É importante saber repartir com todos as muitas lições que aprendemos nessas circunstâncias. É também uma maneira de retribuir o que recebemos daqueles que, ao partirem, deixaram saudades. Eis algumas lições:

Entre as inúmeras experiências que se pode fazer, quando perdemos uma pessoa querida, uma das maiores é, sem dúvida, a da bondade de Deus. Nessas horas, devemos tomar consciência de que a vida de cada pessoa que passou em nossos caminhos é um imenso presente que o Senhor nos deu. Através do profeta Isaías, Ele nos diz: “Eu, o Senhor, te chamei… e te peguei pela mão” (Is 42,6). Percebemos Sua presença ao nosso lado pela força que nos dá, pela esperança que renova em nosso coração e pela fé que ilumina esses momentos de dor. Como, então, não sairmos dessa experiência de dor animados e fortalecidos?
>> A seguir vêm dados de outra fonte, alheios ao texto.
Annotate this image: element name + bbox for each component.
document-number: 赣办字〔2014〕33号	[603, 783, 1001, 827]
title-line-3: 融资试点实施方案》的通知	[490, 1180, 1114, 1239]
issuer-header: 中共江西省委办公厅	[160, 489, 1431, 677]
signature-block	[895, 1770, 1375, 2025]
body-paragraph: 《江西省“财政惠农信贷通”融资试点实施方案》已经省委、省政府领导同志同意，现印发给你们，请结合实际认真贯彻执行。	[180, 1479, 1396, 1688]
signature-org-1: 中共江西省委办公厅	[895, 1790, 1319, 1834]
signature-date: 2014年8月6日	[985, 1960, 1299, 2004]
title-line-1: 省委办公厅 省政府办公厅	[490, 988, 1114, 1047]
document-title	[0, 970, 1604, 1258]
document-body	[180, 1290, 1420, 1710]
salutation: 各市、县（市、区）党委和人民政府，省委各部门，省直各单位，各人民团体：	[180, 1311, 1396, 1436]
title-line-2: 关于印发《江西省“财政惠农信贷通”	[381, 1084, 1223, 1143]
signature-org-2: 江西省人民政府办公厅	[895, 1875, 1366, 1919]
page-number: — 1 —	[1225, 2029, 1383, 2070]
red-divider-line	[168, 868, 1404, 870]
Outra lição: Deus se faz presente na hora da dor através de parentes e amigos. Diz a Bíblia que “quem encontrou um amigo, encontrou um tesouro” (Eclo 6,14). Vemos, em tais situações, quantos tesouros temos ao nosso lado! Descobrimos muitas pessoas que também sofrem com tais mortes e, mesmo assim, procuram ser uma presença de bondade junto a nós. Seus gestos de solidariedade não nascem apenas em seus corações. Nascem, em primeiro lugar, no coração do próprio Deus.

Terceira lição: quando se trata da morte violenta de uma pessoa – por exemplo, em um acidente de carro – percebemos o quanto somos responsáveis por nossos atos. O Senhor não nos colocou no mundo para sermos peças inconscientes de uma grande máquina, com comportamentos pré-determinados. Não! Ele nos dá a liberdade e a capacidade de fazermos nossas escolhas e tomarmos as devidas decisões. Podemos e devemos usar nossa liberdade para fazer o bem, para servir. Mas podemos também usar nossa liberdade para fazer o mal, prejudicando com isso outras pessoas. Nós é que, então, passamos a ser causa de dor e tristeza para outros.

Mais uma lição: anima-nos a certeza de que “a figura desse mundo passa” (1Cor 7,31). Somos peregrinos. Nossa vida sobre a terra não teria mesmo muito sentido se não desabrochasse em outra vida, que é eterna. Arde, no coração do Pai, o desejo de dizer-nos um dia, face a face, o que falou a seu Filho por ocasião do batismo, no rio Jordão: “Tu és meu filho amado, de ti eu me agrado” (Lc 3,22).

Aproveitemos, pois, a graça do dia de Finados! Rezemos por nossos mortos e tomemos consciência do dom que continuam sendo para nós!